How to choose the Right Number of Clusters in the K-Means Algorithm?

Original article was published by Manik Soni on Deep Learning on Medium


How to choose the Right Number of Clusters in the K-Means Algorithm?

What is Within-Cluster-Sum-of-Squares(WCSS) in clustering? The Elbow method used in K-Means Algorithm.

Before we dive deep into choosing the right number of clusters in the K-Means Algorithm, we first Know What is K-Means Algorithm?

Now, the important question is:

How to choose the Right Number of Clusters in the K-Means Algorithm?

So in order to choose the right number of clusters, we first take an example of this ‘scatter’ plot :

Scatter Plot

So, our result looks like this,

But, how we can able to take 3 clusters for doing categorization? why can’t 2 or 4?

To answer this, Let’s understand the concept stepwise:

Step 1. First, we understand What is Within-Cluster-Sum-of-Squares (WCSS)?

WCSS may be defined as an Implicit Objective Function which helps to give the right number of centroids or clusters to include in the dataset.

It gives the measure of the sum of distances of observations from their cluster centroids.

Step 2. Now let’s include 1 centroid in our dataset. Now the value of WCSS is very high because if we do the calculation the sum of distances of observations from their cluster centroids gives a very big result.
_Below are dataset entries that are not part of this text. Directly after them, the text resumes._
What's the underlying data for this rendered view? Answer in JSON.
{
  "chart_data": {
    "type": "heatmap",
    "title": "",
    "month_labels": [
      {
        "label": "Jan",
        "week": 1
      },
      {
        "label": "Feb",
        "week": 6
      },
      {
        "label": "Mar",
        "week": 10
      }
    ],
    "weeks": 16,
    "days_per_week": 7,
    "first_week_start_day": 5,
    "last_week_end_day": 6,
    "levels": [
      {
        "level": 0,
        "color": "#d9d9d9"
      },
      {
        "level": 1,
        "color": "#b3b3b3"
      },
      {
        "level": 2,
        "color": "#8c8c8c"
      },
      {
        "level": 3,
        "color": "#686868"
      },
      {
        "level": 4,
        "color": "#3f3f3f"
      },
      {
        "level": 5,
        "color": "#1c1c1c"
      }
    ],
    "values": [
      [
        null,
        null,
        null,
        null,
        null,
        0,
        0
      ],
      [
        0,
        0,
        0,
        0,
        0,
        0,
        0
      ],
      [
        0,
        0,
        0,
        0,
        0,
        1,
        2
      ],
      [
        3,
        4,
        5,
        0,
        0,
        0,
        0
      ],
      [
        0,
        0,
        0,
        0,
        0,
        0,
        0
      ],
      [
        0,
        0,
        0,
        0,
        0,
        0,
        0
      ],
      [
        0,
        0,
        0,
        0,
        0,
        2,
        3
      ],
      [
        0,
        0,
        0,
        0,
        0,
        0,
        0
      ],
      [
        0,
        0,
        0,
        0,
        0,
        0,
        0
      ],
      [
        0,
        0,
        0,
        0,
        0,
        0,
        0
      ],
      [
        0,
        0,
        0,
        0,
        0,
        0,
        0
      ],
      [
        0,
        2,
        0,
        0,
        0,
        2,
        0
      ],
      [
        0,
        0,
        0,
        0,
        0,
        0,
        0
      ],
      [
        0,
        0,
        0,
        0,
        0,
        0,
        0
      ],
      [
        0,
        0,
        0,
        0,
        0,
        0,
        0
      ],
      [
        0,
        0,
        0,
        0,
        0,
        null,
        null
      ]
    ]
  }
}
Step 3. Now include one more centroid that is, include 2 centroids in the dataset.WCSS result is much less as compared to the Step 2 result.
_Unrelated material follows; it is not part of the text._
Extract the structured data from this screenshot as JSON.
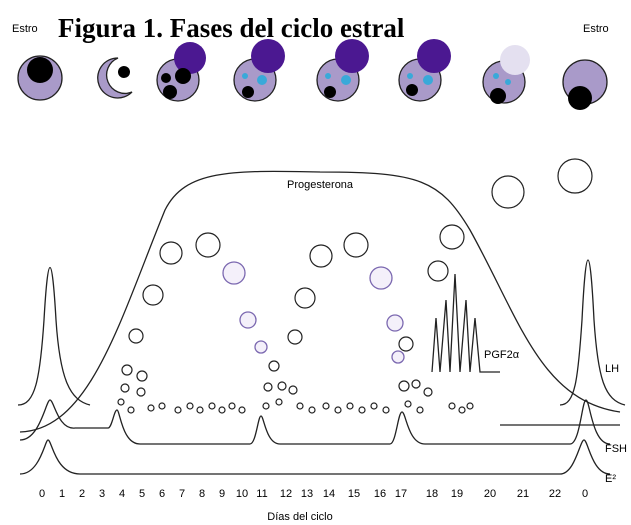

Step 4. Now again include one more centroid that is 3 centroids in the dataset. It gives a much lower result of WCSS than Step 3.

Step 5. Now, the question is when to stop adding the centroids into the dataset?

In order to answer this, let’s analyze the sequential steps of adding the centroid.

So, According to the above graph, we can analyze the substantial change in the value of WCSS by adding 2 centroids from 1 centroid.

Again, see the abrupt change by adding 3 centroids from 2 centroids.

By adding centroids from 3 to 10, you can see that there is no abrupt change but a small difference observed while adding new centroids.

So centroid 3 is a threshold that gives us a value of how much clusters to include in our dataset?

This Method of finding is known as the Elbow method.